L'Explication Prémisse
Même si un mariage est ensuite annulé (c’est‑à‑dire déclaré nul), cette annulation ne change rien à la nationalité des enfants nés de ce mariage : ils conservent la nationalité qu’ils avaient ou qu’ils ont acquise en raison de leur naissance ou de leur filiation, comme si le mariage n’avait pas été annulé.
Exemple : Marie (française) et Ahmed (marocain) se marient en 2010 et ont un fils, Lucas, né en 2012. En 2020, leur mariage est annulé par un jugement. L’annulation n’enlève pas à Lucas sa nationalité française acquise à la naissance par sa mère : il reste Français malgré l’annulation du mariage de ses parents.
- L’annulation du mariage ne prive pas les enfants de la nationalité qu’ils possèdent.
- La protection est rétroactive : la nullité du mariage n’a pas d’effet postérieur sur la nationalité des enfants issus de ce mariage.
- La règle vise la nationalité des enfants nés du mariage (issus du mariage) : leur statut national reste inchangé.
- Cette disposition sépare la question de la validité du mariage de celle de la nationalité des enfants pour éviter une conséquence grave et rétroactive sur leur identité juridique.

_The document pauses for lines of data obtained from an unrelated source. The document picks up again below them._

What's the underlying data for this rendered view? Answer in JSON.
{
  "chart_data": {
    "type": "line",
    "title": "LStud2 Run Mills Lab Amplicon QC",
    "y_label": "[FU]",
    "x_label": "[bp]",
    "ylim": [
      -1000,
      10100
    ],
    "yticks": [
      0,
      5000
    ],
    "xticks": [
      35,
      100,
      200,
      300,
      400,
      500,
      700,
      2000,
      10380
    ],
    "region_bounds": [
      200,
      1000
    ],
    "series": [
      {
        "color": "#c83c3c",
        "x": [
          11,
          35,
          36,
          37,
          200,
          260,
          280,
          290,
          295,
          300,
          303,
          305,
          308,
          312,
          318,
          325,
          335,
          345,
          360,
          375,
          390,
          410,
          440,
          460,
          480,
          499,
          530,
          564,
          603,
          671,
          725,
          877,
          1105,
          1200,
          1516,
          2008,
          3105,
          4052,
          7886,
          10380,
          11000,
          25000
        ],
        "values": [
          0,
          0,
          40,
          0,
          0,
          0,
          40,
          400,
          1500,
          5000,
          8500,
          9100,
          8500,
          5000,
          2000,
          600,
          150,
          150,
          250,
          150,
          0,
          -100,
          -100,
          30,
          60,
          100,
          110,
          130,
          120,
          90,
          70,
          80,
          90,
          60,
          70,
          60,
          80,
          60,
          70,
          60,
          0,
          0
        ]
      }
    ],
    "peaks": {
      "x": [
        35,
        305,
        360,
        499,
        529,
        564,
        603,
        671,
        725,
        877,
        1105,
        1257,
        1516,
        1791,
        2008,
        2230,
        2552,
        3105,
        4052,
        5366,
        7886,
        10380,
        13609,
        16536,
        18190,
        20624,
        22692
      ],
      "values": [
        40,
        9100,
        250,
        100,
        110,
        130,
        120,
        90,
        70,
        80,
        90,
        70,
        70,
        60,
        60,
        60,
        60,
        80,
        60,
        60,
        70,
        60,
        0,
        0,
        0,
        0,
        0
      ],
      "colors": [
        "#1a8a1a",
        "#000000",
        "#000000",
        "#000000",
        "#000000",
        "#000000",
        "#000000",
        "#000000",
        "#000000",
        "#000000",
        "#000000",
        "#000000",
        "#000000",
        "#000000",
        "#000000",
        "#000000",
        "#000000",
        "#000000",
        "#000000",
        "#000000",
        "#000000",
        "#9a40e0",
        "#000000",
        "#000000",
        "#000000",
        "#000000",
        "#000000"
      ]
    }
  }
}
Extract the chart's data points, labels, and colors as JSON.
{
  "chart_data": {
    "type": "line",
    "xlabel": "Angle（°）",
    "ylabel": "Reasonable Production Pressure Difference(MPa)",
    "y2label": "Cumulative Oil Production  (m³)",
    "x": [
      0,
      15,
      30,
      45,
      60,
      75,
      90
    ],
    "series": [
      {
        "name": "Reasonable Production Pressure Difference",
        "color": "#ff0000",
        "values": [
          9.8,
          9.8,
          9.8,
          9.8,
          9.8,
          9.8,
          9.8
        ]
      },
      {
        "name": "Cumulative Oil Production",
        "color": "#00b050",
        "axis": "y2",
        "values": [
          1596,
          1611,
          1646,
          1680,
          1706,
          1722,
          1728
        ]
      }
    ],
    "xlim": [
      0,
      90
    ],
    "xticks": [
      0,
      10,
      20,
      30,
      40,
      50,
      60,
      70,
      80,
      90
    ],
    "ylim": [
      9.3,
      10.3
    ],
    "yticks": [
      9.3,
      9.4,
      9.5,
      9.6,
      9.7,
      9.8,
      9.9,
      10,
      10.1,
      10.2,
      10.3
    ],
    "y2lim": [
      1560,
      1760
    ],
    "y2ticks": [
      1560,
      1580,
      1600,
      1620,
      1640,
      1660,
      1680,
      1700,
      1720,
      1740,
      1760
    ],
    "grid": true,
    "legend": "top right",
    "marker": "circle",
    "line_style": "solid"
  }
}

- L’annulation du mariage peut toutefois avoir d’autres conséquences civiles (par exemple sur la filiation ou les effets patrimoniaux) ; la nationalité, elle, reste assurée par cet article.
- Si la nationalité fait l’objet d’un doute ou si la filiation est contestée, il peut être utile de consulter un avocat ou l’administration compétente, car d’autres procédures peuvent avoir des effets distincts sur les situations personnelles.